Shit, probably all of it, in her own way. She stares for a moment, because in her eyes, Trish had always been the together one. Smart, beautiful, famous, tasteful, loaded through virtue of her own talents. Sure, in need of Jessica's protection, but…that was really all she'd brought to the table wasn't it? Her ability to keep Trish safe.

"Would you…go with me?" She asks. "I…mean I read on the website there's probably going to be like 50 people in there and they won't make me talk, but…"

But she really can't walk into that building by herself. She can feel the resistance building inside of her. Coming up with the idea of going, versus going. But she didn't want to let anyone down, and she definitely did not want a repeat of her embarrassing incident in her apartment.

"I don't know, I hear Jimmy Choo makes great bracelets," which could be a joke or could just be Jessica's distracted utter indifference to fashion.

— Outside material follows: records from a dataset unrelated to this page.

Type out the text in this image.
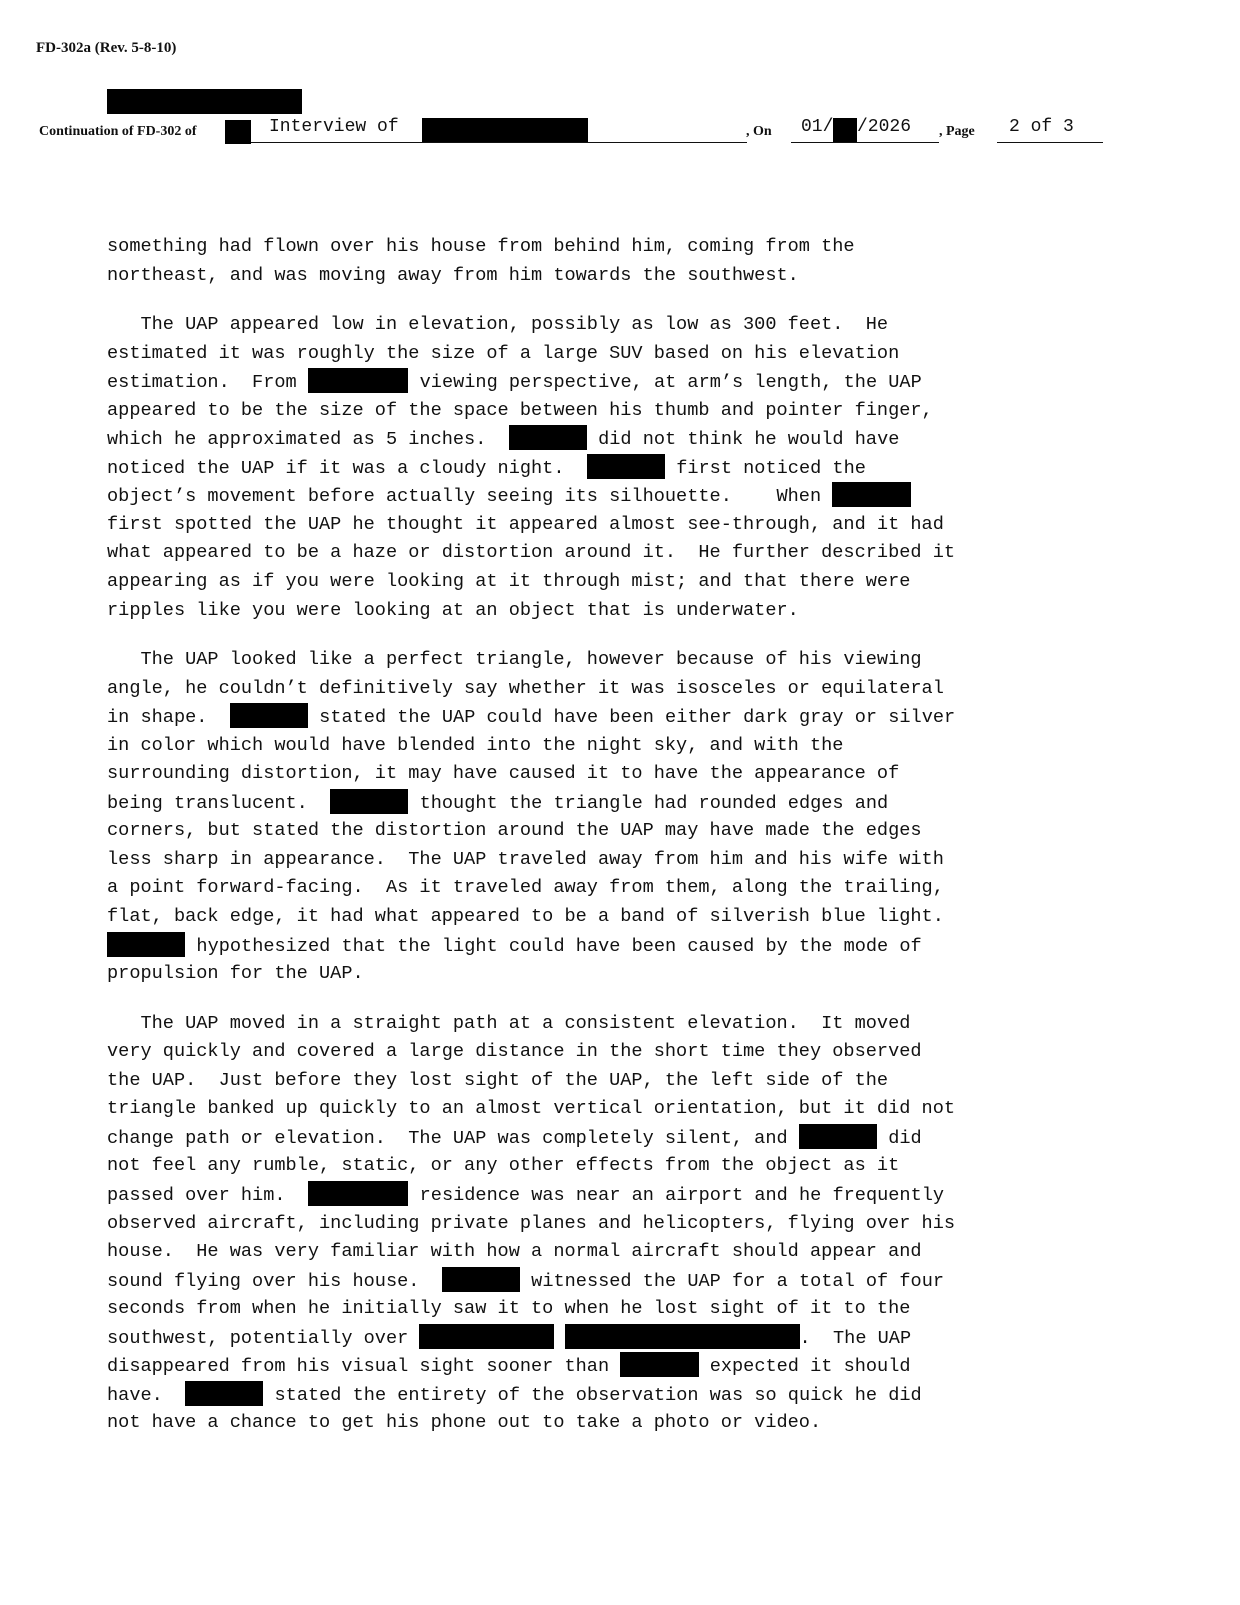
FD-302a (Rev. 5-8-10)
Continuation of FD-302 of	Interview of	, On 01/ /2026 , Page 2 of 3
something had flown over his house from behind him, coming from the
northeast, and was moving away from him towards the southwest.
The UAP appeared low in elevation, possibly as low as 300 feet.  He
estimated it was roughly the size of a large SUV based on his elevation
estimation.  From	viewing perspective, at arm’s length, the UAP
appeared to be the size of the space between his thumb and pointer finger,
which he approximated as 5 inches.	did not think he would have
noticed the UAP if it was a cloudy night.	first noticed the
object’s movement before actually seeing its silhouette.    When
first spotted the UAP he thought it appeared almost see-through, and it had
what appeared to be a haze or distortion around it.  He further described it
appearing as if you were looking at it through mist; and that there were
ripples like you were looking at an object that is underwater.
The UAP looked like a perfect triangle, however because of his viewing
angle, he couldn’t definitively say whether it was isosceles or equilateral
in shape.	stated the UAP could have been either dark gray or silver
in color which would have blended into the night sky, and with the
surrounding distortion, it may have caused it to have the appearance of
being translucent.	thought the triangle had rounded edges and
corners, but stated the distortion around the UAP may have made the edges
less sharp in appearance.  The UAP traveled away from him and his wife with
a point forward-facing.  As it traveled away from them, along the trailing,
flat, back edge, it had what appeared to be a band of silverish blue light.
hypothesized that the light could have been caused by the mode of
propulsion for the UAP.
The UAP moved in a straight path at a consistent elevation.  It moved
very quickly and covered a large distance in the short time they observed
the UAP.  Just before they lost sight of the UAP, the left side of the
triangle banked up quickly to an almost vertical orientation, but it did not
change path or elevation.  The UAP was completely silent, and	did
not feel any rumble, static, or any other effects from the object as it
passed over him.	residence was near an airport and he frequently
observed aircraft, including private planes and helicopters, flying over his
house.  He was very familiar with how a normal aircraft should appear and
sound flying over his house.	witnessed the UAP for a total of four
seconds from when he initially saw it to when he lost sight of it to the
southwest, potentially over	.  The UAP
disappeared from his visual sight sooner than	expected it should
have.	stated the entirety of the observation was so quick he did
not have a chance to get his phone out to take a photo or video.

"You only don't have a love life cause you're busy as fuck." Idly, Jessica runs down the list of new friends she's made, trying to figure out whom she could introduce Trish to. Her brain explodes by the time she hits Peter Quill…nope, that ain't happening. She might have to fling him across the room again if he leers at her sister, whether he saved her life or not.

Trish nodded and smiled encouragingly at Jess. "Of course I'll go with you, whenever you want, unless I'm on the air of course. You only talk if you want to, no pressure there. Sometimes it helps to just listen to other people, or at least it does for me. It's reassuring to know I'm not the only one going through the hard times, you know?"

Trish was beyond touched that Jess had asked her to go for support. It was only mildly spoiled by Jess's lack of fashion enthusiasm. She made an 'ugh' face complete with the groan at the bracelet comment and again for the one about her own love life.

"He makes amazing bracelets, purses, and shoes. I have entirely too many of each. As for a boyfriend, meh." Trish lifted one shoulder eloquently.

"Thanks," Jessica says, now swirling icing around her empty plate, making patterns. "I'll have a little time. In a few weeks I'm going to Germany. Unfinished business. But I'd like to go to the first one before I go so…just pick a time."

She suddenly swipes up chocolate and solemnly beeps Trish's nose with it, leaving a big glob. "I've decided to stay the night," she says, as if she can just invite herself up here. "My apartment's full of super teens, and there's more to tell."

She stands and just heads towards her old room like she owns the place, even going so far as to leap onto the bed without even looking…

Which of course means she falls flat on her face, for the bed isn't there. She stares down at blue mats, squinting around at weapons and Krav Maga charts.

Her grouchy opinion on this floats down the hall seconds later. "Boring, my ass."